据说那只永远的失去了光明的左眼,就是梅菲在其身上刻下的伤痕。
而在此之上,艾拉了解的要比周围的那些圣堂骑士更多一些。
在第一次与艾梅丝见面的时候,她就发现这个自称为艾梅丝·卡斯蒂纳的“青年”,似乎并不是真正的男性。
虽然艾梅丝的打扮、举止和谈吐都很像是接受过良好教育的贵族男性,但艾拉一眼就看出来了,那些都是对方刻意假扮出来的。
不过她并不清楚艾梅丝这么做的原因,当然,她也不想知道就是了。
除此之外,艾拉还知道艾梅丝·卡斯蒂纳的真实身份。
虽然只是曾经远远的看了一眼,但她确实亲眼见过艾梅丝·卡斯蒂纳——在边塞都市拉尔斯,和梅菲一起。
如今,艾梅丝看起来比过去要成熟许多,那张脸上刻有一道伤疤,仿佛在宣告她所经历的苦难。
不过艾拉并不在乎对方的身份和经历,她现在唯一想知道的,是那个传闻。
据传闻,艾梅丝心中对恶德的敌意比任何人都强烈,虽然只有一只眼睛,但她的武技却绝不是凡夫所能染指的。
正因为如此,百姓们才期待着他的故事——虽然一度败于恶德,倒在血泊中,但现在又重新拿起剑走上了正当的复仇者之路——这样的故事。
因为事先就听说了这些故事,所以艾拉也曾猜测,艾梅丝·卡斯蒂纳是一个眼睛里充满了炯炯漆黑火焰的人。
那是对梅菲的敌意,还是报复心呢?不管怎么说,她看上去就是那种情感会满溢而出的人。
然而,事实似乎并非如此。
艾梅丝·卡斯蒂纳的眼中,根本就看不出什么敌意和复仇心,只有一种强烈燃烧着的,别的什么感情。
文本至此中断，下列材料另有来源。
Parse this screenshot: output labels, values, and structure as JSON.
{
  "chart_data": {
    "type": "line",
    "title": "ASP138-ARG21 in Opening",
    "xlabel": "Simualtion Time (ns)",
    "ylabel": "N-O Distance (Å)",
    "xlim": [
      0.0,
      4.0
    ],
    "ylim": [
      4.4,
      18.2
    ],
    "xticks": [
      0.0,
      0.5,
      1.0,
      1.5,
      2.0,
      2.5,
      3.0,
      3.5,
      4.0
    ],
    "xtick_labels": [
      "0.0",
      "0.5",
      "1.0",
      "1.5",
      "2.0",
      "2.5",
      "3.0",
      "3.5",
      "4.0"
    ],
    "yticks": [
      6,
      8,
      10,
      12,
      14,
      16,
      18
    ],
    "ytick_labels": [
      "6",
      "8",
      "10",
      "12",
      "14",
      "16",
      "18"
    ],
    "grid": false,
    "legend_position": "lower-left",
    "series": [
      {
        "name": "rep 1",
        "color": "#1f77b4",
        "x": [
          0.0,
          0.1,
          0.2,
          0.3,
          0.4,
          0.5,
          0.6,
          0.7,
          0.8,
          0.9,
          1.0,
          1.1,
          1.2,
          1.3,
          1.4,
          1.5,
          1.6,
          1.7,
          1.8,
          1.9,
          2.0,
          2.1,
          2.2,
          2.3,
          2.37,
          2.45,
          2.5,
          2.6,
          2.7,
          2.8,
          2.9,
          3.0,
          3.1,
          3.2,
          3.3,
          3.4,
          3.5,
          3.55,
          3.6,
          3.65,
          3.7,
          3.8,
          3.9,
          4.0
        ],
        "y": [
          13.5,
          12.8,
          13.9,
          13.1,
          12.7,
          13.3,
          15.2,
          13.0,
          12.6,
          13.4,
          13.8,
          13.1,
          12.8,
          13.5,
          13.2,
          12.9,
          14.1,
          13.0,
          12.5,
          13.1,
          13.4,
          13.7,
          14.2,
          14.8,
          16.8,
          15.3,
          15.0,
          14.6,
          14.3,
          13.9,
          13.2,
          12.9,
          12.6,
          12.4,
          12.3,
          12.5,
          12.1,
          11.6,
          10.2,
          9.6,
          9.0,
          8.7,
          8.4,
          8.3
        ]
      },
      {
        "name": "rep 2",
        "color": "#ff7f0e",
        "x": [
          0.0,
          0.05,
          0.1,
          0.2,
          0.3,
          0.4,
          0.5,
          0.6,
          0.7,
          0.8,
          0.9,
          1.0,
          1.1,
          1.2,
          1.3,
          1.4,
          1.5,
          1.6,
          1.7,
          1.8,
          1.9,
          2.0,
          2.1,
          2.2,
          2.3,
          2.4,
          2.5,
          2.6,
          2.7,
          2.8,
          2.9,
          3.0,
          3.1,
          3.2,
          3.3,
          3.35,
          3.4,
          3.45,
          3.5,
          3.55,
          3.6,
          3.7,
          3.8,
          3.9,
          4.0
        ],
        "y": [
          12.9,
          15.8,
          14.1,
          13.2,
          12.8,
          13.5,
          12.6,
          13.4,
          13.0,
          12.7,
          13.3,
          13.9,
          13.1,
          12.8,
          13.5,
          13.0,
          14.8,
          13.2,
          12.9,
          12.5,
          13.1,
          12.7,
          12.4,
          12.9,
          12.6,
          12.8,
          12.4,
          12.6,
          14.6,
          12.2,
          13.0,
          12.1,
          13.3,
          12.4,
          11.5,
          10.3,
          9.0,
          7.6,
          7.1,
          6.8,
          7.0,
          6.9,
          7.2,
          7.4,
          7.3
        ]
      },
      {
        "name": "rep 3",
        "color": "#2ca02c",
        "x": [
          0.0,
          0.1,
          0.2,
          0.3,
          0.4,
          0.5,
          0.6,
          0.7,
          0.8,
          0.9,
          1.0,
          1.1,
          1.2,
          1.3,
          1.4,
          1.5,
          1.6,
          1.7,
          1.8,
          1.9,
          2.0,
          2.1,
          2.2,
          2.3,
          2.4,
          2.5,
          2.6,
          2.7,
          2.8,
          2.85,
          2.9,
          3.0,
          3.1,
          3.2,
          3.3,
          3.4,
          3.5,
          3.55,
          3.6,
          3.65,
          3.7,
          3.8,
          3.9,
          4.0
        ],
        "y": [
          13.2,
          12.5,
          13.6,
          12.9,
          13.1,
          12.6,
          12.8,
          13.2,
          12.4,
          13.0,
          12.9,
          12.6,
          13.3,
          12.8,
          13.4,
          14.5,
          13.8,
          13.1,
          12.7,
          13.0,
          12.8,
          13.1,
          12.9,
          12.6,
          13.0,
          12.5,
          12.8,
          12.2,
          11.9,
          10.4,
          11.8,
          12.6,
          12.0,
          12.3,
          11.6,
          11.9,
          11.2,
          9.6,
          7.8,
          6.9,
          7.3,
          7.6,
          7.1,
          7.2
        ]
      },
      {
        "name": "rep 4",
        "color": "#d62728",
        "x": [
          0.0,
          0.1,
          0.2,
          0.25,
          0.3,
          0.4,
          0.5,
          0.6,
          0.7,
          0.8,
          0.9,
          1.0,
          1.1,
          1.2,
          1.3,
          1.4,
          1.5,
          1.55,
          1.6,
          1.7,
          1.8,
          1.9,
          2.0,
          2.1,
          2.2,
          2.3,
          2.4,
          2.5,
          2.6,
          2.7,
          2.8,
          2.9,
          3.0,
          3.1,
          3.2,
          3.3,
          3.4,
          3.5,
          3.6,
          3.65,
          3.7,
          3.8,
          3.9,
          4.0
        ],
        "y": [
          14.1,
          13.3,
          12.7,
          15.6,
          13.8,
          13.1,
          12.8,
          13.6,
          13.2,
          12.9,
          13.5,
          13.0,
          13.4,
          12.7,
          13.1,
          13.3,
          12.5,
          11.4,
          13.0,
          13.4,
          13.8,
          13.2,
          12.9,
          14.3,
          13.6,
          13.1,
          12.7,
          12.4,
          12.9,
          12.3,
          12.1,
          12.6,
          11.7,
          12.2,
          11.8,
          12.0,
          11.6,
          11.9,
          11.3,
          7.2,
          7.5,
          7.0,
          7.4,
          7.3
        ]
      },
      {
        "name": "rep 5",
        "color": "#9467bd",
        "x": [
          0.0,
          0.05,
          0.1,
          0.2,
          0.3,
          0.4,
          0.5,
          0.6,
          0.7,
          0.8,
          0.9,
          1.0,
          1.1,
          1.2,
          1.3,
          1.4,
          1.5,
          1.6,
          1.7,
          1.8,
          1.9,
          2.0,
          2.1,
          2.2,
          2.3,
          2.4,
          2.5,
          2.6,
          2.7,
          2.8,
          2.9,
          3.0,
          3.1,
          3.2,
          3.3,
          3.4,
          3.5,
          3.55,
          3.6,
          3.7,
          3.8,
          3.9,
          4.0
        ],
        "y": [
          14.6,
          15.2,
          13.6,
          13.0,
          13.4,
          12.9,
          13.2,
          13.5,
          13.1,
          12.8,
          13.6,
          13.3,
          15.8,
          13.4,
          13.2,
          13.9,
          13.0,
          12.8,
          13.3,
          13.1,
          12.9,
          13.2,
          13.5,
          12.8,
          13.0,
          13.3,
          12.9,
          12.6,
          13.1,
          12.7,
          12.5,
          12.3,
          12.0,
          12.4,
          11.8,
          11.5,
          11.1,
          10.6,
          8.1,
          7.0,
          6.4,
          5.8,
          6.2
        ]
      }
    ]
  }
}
“这只是闲聊。”艾拉说了句开场白,白色的头发摇曳着,肩膀因为雪的寒冷而微微缩起,随后,她微微颤抖着嘴唇,说道。
“——你遇到了恶德之主梅菲,对吧?他是什么样的人呢?”
面对艾拉的试探,艾梅丝·卡斯蒂纳一下子抿着嘴,似乎在琢磨着该说什么。
那金色的眼睛完全没有捕捉住艾拉,反而像是在想象着另一个更遥远的人。
缓缓地停顿了几秒钟,艾梅丝说道。